Sampai menjelang Maghrib masih belum ada kabar dari rumah sakit. Tampak Dokter dan perawat bergantian memasuki ruangan untuk memastikan perkembangan Anjani. Dari kejauhan Pak Kusno berlari-lari membawakan makanan dan minuman. Sopir pribadi itu kasihan melihat kondisi Rayi, sejak datang belum sempat makan.

 

"Gimana keadaan Ndoro, Den? Apa kata dokter tadi?" tanya Pas Kusno sembari menawarkan sebungkus nasi.

 

Alih-alih menerima, Rayi meminta sopirnya itu supaya pulang.
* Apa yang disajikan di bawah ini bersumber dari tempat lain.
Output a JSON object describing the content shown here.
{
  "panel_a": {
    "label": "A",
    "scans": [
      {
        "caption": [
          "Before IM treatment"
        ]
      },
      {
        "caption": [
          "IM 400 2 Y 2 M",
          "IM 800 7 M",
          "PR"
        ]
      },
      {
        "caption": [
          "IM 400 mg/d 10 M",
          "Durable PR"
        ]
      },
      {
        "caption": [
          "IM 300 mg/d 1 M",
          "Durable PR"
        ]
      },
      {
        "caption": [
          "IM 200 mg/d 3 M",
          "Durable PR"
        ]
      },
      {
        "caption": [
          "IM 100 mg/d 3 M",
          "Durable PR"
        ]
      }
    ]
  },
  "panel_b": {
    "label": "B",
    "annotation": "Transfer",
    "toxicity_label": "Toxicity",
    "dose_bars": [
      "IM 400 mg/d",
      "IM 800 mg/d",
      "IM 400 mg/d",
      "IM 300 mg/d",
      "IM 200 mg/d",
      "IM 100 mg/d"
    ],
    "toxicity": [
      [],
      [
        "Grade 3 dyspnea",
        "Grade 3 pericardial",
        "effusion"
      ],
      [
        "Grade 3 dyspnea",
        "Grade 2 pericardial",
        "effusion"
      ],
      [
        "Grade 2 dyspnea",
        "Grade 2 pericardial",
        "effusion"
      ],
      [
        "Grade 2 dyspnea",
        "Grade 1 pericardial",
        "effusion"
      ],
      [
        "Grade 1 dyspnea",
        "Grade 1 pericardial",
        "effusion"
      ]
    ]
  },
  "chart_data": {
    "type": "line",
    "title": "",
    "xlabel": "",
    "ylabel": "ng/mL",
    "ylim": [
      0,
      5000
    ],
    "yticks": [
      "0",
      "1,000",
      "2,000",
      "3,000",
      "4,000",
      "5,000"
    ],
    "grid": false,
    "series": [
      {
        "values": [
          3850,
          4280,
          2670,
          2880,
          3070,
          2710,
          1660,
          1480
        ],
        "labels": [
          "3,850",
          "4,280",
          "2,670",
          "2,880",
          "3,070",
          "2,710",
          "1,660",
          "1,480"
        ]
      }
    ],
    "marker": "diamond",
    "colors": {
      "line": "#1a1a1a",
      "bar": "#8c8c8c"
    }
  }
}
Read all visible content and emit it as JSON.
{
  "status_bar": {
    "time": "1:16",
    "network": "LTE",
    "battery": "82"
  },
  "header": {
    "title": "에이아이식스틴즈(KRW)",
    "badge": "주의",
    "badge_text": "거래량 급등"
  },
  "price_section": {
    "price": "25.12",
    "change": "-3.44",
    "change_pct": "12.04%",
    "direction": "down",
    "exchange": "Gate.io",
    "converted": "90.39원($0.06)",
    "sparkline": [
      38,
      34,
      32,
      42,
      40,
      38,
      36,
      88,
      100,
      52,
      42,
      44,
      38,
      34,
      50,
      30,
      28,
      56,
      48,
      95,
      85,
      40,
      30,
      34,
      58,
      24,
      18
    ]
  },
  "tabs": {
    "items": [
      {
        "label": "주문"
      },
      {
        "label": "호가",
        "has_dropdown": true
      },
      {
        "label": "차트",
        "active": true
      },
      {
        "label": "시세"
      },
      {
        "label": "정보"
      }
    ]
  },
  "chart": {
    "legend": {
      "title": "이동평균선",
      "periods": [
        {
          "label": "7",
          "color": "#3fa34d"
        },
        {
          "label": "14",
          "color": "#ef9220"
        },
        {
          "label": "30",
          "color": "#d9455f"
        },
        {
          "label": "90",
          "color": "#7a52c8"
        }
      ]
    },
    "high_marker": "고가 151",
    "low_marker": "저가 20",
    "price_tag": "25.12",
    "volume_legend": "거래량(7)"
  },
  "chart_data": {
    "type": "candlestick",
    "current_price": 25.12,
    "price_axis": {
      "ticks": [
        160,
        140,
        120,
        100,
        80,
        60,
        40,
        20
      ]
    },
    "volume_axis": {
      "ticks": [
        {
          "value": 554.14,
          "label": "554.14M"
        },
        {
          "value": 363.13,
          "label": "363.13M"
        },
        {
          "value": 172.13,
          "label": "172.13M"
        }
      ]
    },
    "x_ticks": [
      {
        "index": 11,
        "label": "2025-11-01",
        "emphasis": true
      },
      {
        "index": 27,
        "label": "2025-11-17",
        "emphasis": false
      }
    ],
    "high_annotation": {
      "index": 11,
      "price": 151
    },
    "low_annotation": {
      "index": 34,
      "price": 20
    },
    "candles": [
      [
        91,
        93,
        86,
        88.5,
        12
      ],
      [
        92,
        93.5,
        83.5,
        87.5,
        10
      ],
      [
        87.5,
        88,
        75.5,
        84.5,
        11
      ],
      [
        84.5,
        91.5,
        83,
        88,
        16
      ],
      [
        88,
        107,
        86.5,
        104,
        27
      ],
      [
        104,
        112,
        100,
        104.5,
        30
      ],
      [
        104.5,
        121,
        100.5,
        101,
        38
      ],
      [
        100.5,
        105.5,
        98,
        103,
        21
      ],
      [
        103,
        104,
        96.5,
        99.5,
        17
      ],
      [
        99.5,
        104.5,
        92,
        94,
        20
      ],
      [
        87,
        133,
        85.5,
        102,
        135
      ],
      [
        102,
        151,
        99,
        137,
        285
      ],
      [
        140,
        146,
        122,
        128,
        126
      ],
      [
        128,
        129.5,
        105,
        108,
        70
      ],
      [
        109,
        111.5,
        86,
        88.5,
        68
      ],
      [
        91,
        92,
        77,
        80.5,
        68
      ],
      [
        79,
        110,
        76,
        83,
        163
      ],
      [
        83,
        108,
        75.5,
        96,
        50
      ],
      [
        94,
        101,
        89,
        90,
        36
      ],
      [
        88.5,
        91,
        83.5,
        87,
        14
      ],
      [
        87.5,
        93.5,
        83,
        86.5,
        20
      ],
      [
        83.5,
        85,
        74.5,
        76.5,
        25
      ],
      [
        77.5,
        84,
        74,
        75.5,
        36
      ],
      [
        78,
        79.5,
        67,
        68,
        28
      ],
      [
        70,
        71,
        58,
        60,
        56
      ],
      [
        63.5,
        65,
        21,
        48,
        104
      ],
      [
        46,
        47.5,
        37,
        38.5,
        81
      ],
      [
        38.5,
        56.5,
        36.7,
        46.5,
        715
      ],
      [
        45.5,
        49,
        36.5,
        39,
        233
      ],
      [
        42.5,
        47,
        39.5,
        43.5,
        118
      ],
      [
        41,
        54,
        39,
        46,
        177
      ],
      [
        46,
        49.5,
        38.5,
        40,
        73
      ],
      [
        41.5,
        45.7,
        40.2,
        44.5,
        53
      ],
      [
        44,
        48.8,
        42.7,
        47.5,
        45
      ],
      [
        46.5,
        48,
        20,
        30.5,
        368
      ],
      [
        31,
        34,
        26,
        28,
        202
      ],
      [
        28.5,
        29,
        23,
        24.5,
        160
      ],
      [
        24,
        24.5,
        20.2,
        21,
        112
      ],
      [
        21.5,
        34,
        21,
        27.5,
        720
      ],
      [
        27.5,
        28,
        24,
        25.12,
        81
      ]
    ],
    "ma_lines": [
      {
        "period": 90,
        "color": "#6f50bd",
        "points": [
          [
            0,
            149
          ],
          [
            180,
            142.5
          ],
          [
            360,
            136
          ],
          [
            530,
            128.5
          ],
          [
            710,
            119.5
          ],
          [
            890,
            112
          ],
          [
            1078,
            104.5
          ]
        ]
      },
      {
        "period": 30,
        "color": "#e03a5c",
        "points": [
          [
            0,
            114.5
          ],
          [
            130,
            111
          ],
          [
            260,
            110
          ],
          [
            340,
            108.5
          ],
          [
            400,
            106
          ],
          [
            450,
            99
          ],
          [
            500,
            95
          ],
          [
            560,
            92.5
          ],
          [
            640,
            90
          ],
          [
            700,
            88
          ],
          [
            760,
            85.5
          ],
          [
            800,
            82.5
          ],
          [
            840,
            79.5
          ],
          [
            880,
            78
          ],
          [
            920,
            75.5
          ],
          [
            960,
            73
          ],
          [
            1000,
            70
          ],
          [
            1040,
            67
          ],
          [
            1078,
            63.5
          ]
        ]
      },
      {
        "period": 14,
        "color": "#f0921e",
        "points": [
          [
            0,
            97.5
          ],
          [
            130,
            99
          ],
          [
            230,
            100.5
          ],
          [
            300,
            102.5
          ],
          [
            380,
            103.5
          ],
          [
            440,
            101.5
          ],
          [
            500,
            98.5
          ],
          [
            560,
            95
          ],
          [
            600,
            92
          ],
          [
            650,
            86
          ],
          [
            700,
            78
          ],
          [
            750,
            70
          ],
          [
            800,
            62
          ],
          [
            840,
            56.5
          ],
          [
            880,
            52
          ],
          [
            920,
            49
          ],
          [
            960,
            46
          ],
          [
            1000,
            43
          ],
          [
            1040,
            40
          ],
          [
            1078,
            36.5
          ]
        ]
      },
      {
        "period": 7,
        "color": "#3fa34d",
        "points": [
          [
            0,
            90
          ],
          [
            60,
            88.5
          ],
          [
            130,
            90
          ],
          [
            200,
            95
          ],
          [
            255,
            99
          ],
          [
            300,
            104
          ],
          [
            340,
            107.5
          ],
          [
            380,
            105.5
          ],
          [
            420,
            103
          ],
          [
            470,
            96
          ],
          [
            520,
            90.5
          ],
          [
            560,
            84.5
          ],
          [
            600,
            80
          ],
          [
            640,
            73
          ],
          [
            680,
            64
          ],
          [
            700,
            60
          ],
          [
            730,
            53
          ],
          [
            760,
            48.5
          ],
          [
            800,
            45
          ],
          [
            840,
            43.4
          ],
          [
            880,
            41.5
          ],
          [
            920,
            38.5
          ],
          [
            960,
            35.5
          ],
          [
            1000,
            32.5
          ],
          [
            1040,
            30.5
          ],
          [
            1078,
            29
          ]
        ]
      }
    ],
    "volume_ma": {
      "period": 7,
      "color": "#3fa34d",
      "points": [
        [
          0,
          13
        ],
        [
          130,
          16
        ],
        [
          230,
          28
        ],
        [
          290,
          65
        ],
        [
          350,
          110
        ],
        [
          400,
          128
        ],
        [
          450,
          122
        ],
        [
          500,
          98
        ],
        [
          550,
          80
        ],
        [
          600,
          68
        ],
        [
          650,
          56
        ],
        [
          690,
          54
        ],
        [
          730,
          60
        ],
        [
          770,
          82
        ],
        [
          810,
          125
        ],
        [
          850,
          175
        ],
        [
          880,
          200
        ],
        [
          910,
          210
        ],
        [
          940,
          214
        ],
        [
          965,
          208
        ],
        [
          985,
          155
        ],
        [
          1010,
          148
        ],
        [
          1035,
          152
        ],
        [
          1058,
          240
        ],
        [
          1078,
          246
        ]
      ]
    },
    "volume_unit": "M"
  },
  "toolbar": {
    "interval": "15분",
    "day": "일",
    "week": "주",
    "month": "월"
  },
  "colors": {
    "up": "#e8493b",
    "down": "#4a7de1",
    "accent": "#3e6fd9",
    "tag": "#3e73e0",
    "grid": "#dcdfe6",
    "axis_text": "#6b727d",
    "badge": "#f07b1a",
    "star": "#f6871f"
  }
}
Ia tak ingin semakin merepotkan. Akan tetapi, lelaki tua itu kukuh menolak. Yang dilakukannya hanyalah hal kecil, tak sebanding dengan kebaikan yang sudah dilakukan keluarga Rayi. Keluarga besarnya sudah banyak berhutang budi pada Anjani. Kusno bersikeras akan tetap menemani hingga sang majikan sadar.

 

Begitu juga dengan Mbok Yati. Ia terlihat baik-baik saja di depan Rayi walaupun lelah teramat sangat melanda. Ia pun menanyakan hal serupa pada tuannya. "Bagaimana, Den? Ndoro Anjani baik-baik saja, 'kan? 

 

"Belum tahu, Mbok. Masih ditangani dokter. Minta doanya, ya. Semoga Bu e baik-baik saja." pinta Rayi.